Other documents in the report showed that people who were surgical candidates, pregnant, female and “treated for infertility within the past five years,” and “any applicant with a (body mass index) 39.0 or greater” were denied health insurance without any internal review by the company. The committee obtained the documents in response to letters Waxman sent in March. The report didn’t specify the insurers that carried out the actions.

Because of the economy, healthy customers have been more likely to drop coverage over the past few years, leaving insurers with sicker customers more likely to drive up medical costs.
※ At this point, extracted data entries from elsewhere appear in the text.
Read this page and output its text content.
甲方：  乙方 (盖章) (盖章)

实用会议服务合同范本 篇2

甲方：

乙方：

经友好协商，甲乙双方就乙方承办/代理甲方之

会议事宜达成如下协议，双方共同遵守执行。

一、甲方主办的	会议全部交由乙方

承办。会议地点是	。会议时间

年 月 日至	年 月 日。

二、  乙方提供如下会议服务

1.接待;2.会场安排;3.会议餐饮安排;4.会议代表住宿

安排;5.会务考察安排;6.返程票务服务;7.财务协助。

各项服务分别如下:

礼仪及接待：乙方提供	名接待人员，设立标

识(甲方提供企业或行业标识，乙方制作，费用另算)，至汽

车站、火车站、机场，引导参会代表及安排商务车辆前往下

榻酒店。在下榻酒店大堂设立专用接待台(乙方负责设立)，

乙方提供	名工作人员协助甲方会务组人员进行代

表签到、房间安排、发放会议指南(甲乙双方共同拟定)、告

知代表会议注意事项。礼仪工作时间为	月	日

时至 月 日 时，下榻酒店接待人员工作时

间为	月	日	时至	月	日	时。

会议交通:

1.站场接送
The four insurers treat pregnancy as a pre-existing condition and generally don’t offer coverage to expectant mothers, the House committee said in a second memo that cited company documents.

Expectant fathers and those about to adopt are often denied as well, and documents show the companies have moved to limit the availability of riders that can be bought to add maternity coverage, the report said. One rider limited a woman to $6,000 in maternity benefits after she paid extra premiums for four years, the report said.

In company documents, executives said maternity coverage resulted in “higher prices, lower margins and loss of market share,” the report said. Another document said one insurer typically spent 90 percent of the premiums it collects on medical care for policies with optional maternity benefits, “a money-losing ratio.”

At least six major companies — including Anthem, Aetna, Cigna and Humana — have said they will stop writing new policies in Colorado for individual children not covered by their parents’ or other plans, insurance officials said. They blamed the new health reform mandates requiring companies that write such policies to also cover sick children up to age 19.

Some of the same insurers, meanwhile, have filed proposed rate increases with Colorado for individual policies, hiking premiums by up to 27 percent, regulators said. UnitedHealthcare has asked for an 8.3 percent increase in large-group plans, affecting 71,400 people; it also asked for 20.5 percent increases for 241 individuals. Aetna, in one plan covering 22,500 people in Colorado, wants a 12.5 percent average boost. Other group plans from Aetna ask for 26.4 percent hikes covering 6,600 people.